The Sheffield Press

Politics

Supreme Court expands Trump’s power to fire agency leaders

By Marcus Chen ·
Supreme Court expands Trump’s power to fire agency leaders

The Supreme Court handed Donald Trump a major expansion of presidential power on Monday, allowing him to fire Federal Trade Commission Commissioner Rebecca Kelly Slaughter without cause and stripping away a 1935 safeguard that had limited at-will removals at some independent agencies. The 6-3 ruling in Trump v. Slaughter immediately shifted the legal balance toward the White House and away from Congress’s long effort to insulate regulators from direct presidential control.

The decision overruled Humphrey’s Executor, the precedent that for decades protected members of certain multi-member agencies from being removed unless the president had cause. By rejecting that framework, the court opened the door to wider control over roughly two dozen independent agencies that Congress designed to stand apart from day-to-day politics. Trump had tried to fire Slaughter in March 2025, and the court’s ruling cleared the way for that dismissal.

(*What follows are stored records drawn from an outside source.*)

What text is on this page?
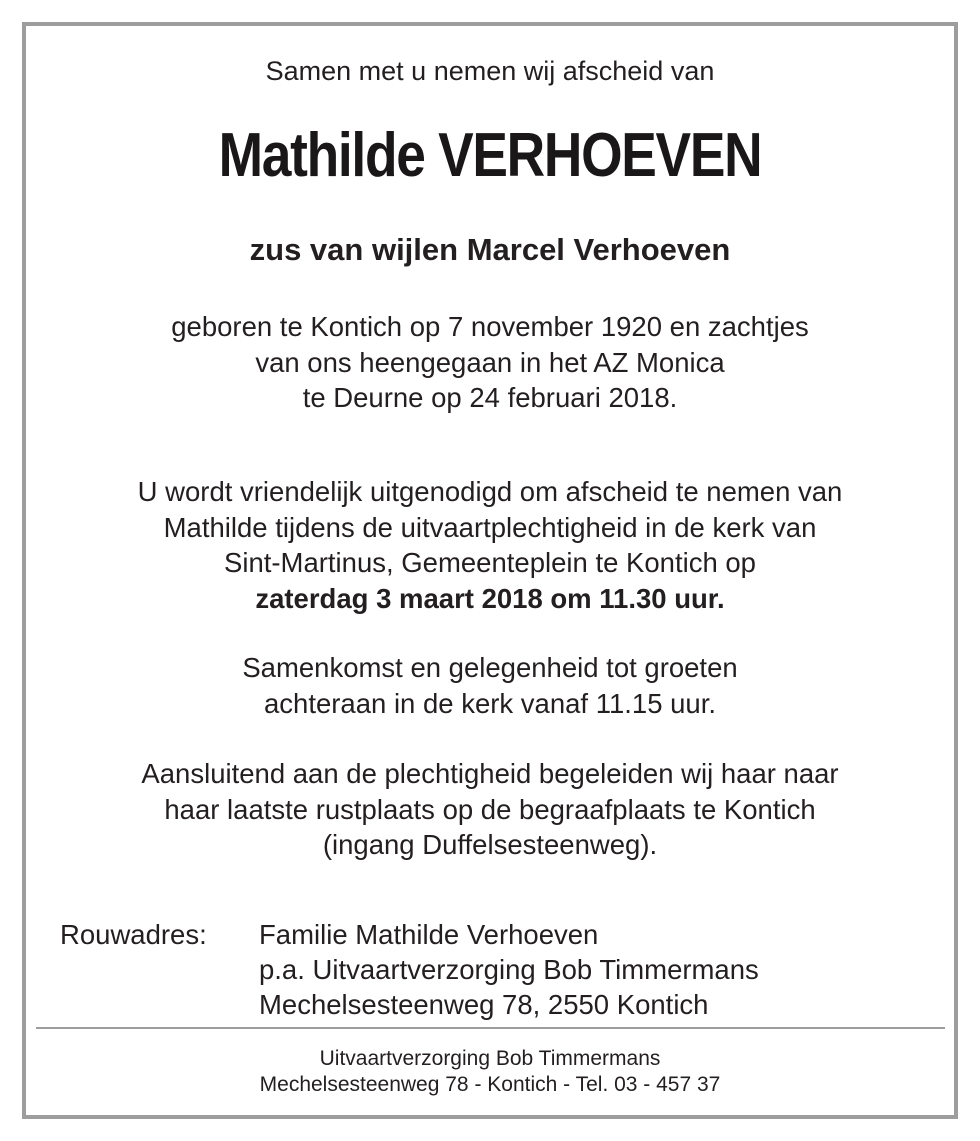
Samen met u nemen wij afscheid van
Mathilde VERHOEVEN
zus van wijlen Marcel Verhoeven
geboren te Kontich op 7 november 1920 en zachtjes
van ons heengegaan in het AZ Monica
te Deurne op 24 februari 2018.
U wordt vriendelijk uitgenodigd om afscheid te nemen van
Mathilde tijdens de uitvaartplechtigheid in de kerk van
Sint-Martinus, Gemeenteplein te Kontich op
zaterdag 3 maart 2018 om 11.30 uur.
Samenkomst en gelegenheid tot groeten
achteraan in de kerk vanaf 11.15 uur.
Aansluitend aan de plechtigheid begeleiden wij haar naar
haar laatste rustplaats op de begraafplaats te Kontich
(ingang Duffelsesteenweg).
Rouwadres: Familie Mathilde Verhoeven
p.a. Uitvaartverzorging Bob Timmermans
Mechelsesteenweg 78, 2550 Kontich
Uitvaartverzorging Bob Timmermans
Mechelsesteenweg 78 - Kontich - Tel. 03 - 457 37
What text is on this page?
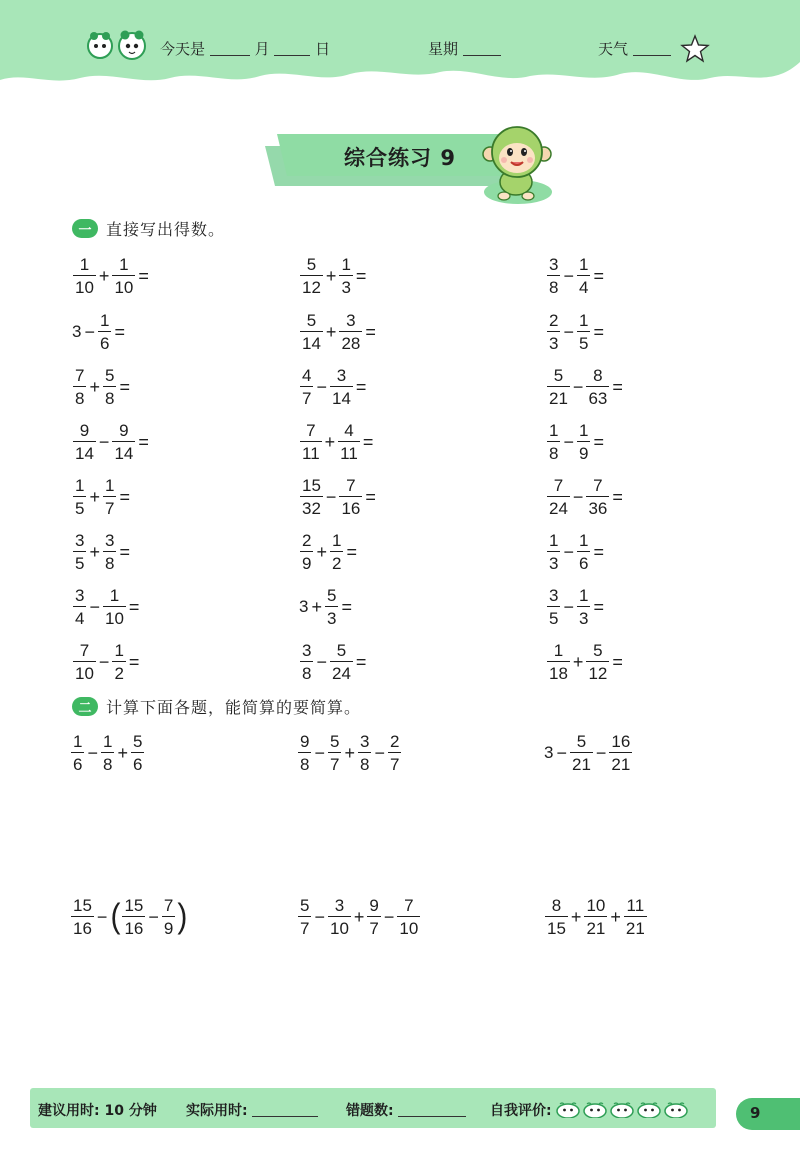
今天是	月	日	星期	天气
综合练习 9
一 直接写出得数。
二 计算下面各题，能简算的要简算。
$\frac{1}{10} + \frac{1}{10}$ =	$\frac{5}{12} + \frac{1}{3}$ =	$\frac{3}{8} - \frac{1}{4}$ =
$3 - \frac{1}{6}$ =	$\frac{5}{14} + \frac{3}{28}$ =	$\frac{2}{3} - \frac{1}{5}$ =
$\frac{7}{8} + \frac{5}{8}$ =	$\frac{4}{7} - \frac{3}{14}$ =	$\frac{5}{21} - \frac{8}{63}$ =
$\frac{9}{14} - \frac{9}{14}$ =	$\frac{7}{11} + \frac{4}{11}$ =	$\frac{1}{8} - \frac{1}{9}$ =
$\frac{1}{5} + \frac{1}{7}$ =	$\frac{15}{32} - \frac{7}{16}$ =	$\frac{7}{24} - \frac{7}{36}$ =
$\frac{3}{5} + \frac{3}{8}$ =	$\frac{2}{9} + \frac{1}{2}$ =	$\frac{1}{3} - \frac{1}{6}$ =
$\frac{3}{4} - \frac{1}{10}$ =	$3 + \frac{5}{3}$ =	$\frac{3}{5} - \frac{1}{3}$ =
$\frac{7}{10} - \frac{1}{2}$ =	$\frac{3}{8} - \frac{5}{24}$ =	$\frac{1}{18} + \frac{5}{12}$ =
$\frac{1}{6} - \frac{1}{8} + \frac{5}{6}$	$\frac{9}{8} - \frac{5}{7} + \frac{3}{8} - \frac{2}{7}$	$3 - \frac{5}{21} - \frac{16}{21}$
$\frac{15}{16}$ − ( $\frac{15}{16} - \frac{7}{9}$ )	$\frac{5}{7} - \frac{3}{10} + \frac{9}{7} - \frac{7}{10}$	$\frac{8}{15} + \frac{10}{21} + \frac{11}{21}$
建议用时: 10 分钟 实际用时:	错题数:	自我评价:	9
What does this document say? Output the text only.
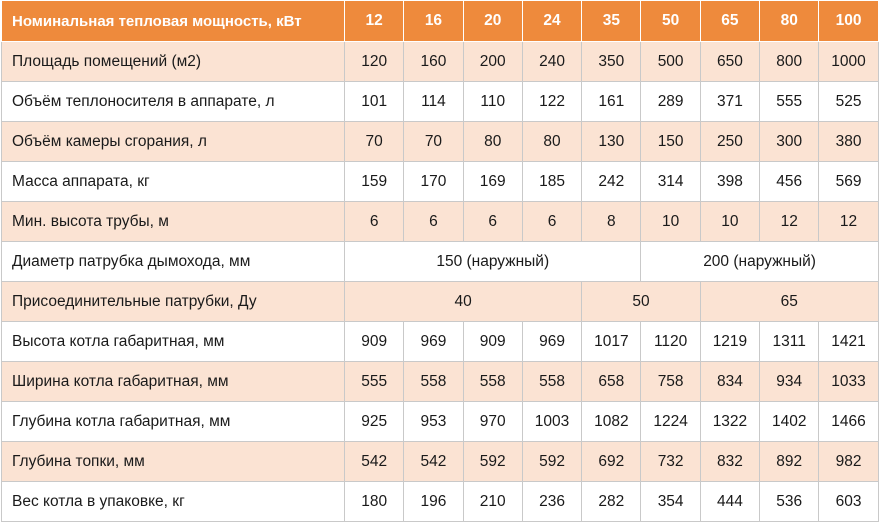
Номинальная тепловая мощность, кВт	12	16	20	24	35	50	65	80	100
Площадь помещений (м2)	120	160	200	240	350	500	650	800	1000
Объём теплоносителя в аппарате, л	101	114	110	122	161	289	371	555	525
Объём камеры сгорания, л	70	70	80	80	130	150	250	300	380
Масса аппарата, кг	159	170	169	185	242	314	398	456	569
Мин. высота трубы, м	6	6	6	6	8	10	10	12	12
Диаметр патрубка дымохода, мм	150 (наружный)					200 (наружный)			
Присоединительные патрубки, Ду	40				50		65		
Высота котла габаритная, мм	909	969	909	969	1017	1120	1219	1311	1421
Ширина котла габаритная, мм	555	558	558	558	658	758	834	934	1033
Глубина котла габаритная, мм	925	953	970	1003	1082	1224	1322	1402	1466
Глубина топки, мм	542	542	592	592	692	732	832	892	982
Вес котла в упаковке, кг	180	196	210	236	282	354	444	536	603
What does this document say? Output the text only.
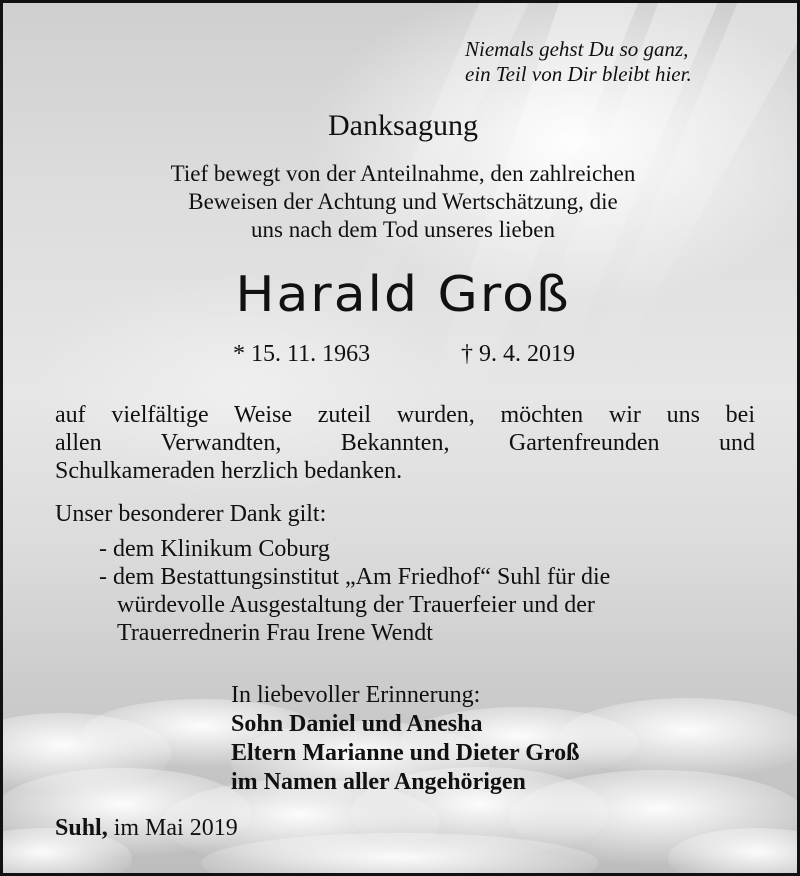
Niemals gehst Du so ganz,
ein Teil von Dir bleibt hier.
Danksagung
Tief bewegt von der Anteilnahme, den zahlreichen
Beweisen der Achtung und Wertschätzung, die
uns nach dem Tod unseres lieben
Harald Groß
* 15. 11. 1963	† 9. 4. 2019
auf vielfältige Weise zuteil wurden, möchten wir uns bei
allen Verwandten, Bekannten, Gartenfreunden und
Schulkameraden herzlich bedanken.
Unser besonderer Dank gilt:
- dem Klinikum Coburg
- dem Bestattungsinstitut „Am Friedhof“ Suhl für die
würdevolle Ausgestaltung der Trauerfeier und der
Trauerrednerin Frau Irene Wendt
In liebevoller Erinnerung:
Sohn Daniel und Anesha
Eltern Marianne und Dieter Groß
im Namen aller Angehörigen
Suhl, im Mai 2019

The majority said the FTC exercises executive power and therefore must be controlled by the president. That reasoning reaches beyond one commissioner and one agency. It gives future presidents more direct leverage over regulators that oversee competition policy, financial oversight, workplace rules, and other enforcement functions that Congress had placed at arm’s length. In practical terms, a president who wants faster rule changes, softer enforcement, or a different regulatory agenda now has a stronger hand over agencies that were built to resist exactly that pressure.

AI-generated illustration
AI-generated illustration

The ruling also follows the court’s June 27, 2025 decision in Trump v. CASA, which limited nationwide injunctions from federal district courts. Taken together, the two cases make it harder for lower courts to freeze presidential actions across the country and easier for the White House to push contested policies into effect while legal fights continue. The court’s conservative majority has now repeatedly remade the relationship between the presidency, Congress and the judiciary in Trump’s favor, deepening concerns among critics who say the result is a federal government with fewer checks on executive power.